Nordic Power Price Drops After Temperatures Climb, Carbon Falls
Nordic electricity for next quarter fell after weather forecasts indicated lower demand and carbon prices declined.
The benchmark Nordic next-quarter contract fell as much as 0.8 percent to 35.90 euros ($47.38) a megawatt-hour on Nasdaq OMX Group Inc.’s energy exchange in Oslo and was at 36.05 euros at 10:20 a.m.
Temperatures in Norway will average minus 1.5 degrees Celsius (29 Fahrenheit) through March 3, up from an earlier forecast of minus 2.1 degrees, MetraWeather data using the ECMWF model show. Higher temperatures damp the demand for electric heating.
EU carbon permits for December declined as much as 3.2 percent to 4.82 euros a metric ton on the ICE Futures Europe exchange in London. Emission prices can influence generation costs at coal-and gas-fed plants. German power for baseload delivery next quarter retreated as much as 0.4 percent to 37.10 euros a megawatt-hour, according to broker data compiled by Bloomberg.
“Carbon prices need to rise to 15 or 20 euros per ton in order to have the intended impact, requiring a permanent withdrawal of permits” to fix a glut, Magnus Reitersjoe, head of financial trading at Bixia AB, Sweden’s fourth-largest power trading company, said today in an e-mailed statement.

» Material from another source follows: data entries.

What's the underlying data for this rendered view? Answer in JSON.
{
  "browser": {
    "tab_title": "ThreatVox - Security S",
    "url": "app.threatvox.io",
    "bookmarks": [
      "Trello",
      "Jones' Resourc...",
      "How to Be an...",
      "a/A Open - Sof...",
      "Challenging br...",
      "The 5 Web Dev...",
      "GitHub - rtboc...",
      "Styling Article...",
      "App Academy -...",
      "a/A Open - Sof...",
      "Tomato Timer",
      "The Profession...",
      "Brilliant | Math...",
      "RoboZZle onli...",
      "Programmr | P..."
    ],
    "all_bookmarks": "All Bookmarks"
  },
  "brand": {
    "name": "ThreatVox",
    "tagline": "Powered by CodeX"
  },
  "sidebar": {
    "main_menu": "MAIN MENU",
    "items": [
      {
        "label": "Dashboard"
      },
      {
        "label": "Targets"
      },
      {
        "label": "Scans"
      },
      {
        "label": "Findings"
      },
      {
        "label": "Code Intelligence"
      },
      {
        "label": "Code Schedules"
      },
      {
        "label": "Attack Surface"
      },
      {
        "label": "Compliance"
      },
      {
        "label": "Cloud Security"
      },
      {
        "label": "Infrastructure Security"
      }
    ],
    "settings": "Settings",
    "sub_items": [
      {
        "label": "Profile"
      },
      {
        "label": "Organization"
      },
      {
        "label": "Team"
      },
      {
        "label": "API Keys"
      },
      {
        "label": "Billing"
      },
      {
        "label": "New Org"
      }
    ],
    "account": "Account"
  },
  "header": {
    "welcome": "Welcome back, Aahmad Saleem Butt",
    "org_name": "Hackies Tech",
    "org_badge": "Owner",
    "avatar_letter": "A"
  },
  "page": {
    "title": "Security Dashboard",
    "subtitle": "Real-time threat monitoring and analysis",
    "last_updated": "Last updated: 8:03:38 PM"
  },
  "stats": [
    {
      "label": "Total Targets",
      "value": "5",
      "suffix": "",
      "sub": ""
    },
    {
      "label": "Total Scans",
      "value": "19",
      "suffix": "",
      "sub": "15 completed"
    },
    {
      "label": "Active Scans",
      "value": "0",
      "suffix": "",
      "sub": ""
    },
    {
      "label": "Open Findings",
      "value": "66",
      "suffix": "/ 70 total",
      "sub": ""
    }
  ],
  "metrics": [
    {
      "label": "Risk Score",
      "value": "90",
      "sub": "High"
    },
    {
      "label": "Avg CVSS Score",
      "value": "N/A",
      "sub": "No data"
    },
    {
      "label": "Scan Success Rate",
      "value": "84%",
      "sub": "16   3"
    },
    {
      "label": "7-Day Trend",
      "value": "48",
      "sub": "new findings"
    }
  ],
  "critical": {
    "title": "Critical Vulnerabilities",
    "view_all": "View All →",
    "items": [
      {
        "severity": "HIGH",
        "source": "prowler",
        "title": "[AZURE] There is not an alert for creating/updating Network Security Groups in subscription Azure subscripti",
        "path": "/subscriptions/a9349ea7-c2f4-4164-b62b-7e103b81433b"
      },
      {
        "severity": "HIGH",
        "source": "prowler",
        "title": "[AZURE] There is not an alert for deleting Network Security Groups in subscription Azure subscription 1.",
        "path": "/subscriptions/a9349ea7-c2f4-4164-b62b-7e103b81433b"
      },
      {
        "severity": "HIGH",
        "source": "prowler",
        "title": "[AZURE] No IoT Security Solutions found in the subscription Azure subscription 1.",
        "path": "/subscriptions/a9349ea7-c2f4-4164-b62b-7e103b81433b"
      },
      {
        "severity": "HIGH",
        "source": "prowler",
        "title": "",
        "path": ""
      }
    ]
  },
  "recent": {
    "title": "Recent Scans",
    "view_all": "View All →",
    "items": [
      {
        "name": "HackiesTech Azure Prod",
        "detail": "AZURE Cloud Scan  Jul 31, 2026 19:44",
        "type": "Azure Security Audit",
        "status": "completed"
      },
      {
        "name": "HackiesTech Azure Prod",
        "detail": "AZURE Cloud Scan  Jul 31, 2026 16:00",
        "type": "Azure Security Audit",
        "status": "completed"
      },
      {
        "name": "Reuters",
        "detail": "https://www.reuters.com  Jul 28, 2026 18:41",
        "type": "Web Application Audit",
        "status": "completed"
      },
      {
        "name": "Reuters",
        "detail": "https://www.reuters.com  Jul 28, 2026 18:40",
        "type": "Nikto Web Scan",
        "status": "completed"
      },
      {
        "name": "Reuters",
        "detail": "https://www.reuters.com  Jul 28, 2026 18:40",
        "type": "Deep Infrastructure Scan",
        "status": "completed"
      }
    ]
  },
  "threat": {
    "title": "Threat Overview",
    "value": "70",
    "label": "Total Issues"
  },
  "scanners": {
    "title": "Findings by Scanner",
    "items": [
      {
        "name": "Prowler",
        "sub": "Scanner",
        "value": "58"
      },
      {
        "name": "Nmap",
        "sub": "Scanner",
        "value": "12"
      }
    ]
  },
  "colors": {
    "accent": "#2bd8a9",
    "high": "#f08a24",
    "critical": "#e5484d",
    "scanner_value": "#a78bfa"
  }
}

The European Parliament’s environment committee approved measures to tackle the oversupply in a vote on Feb. 19. Prices in the world’s largest cap-and-trade program fell to a record 2.81 euros a metric ton on Jan. 24 as the financial crisis hurt industrial production and cut demand from industry for emission permits. The surplus of allowances is almost half of the average annual pollution limit in the system.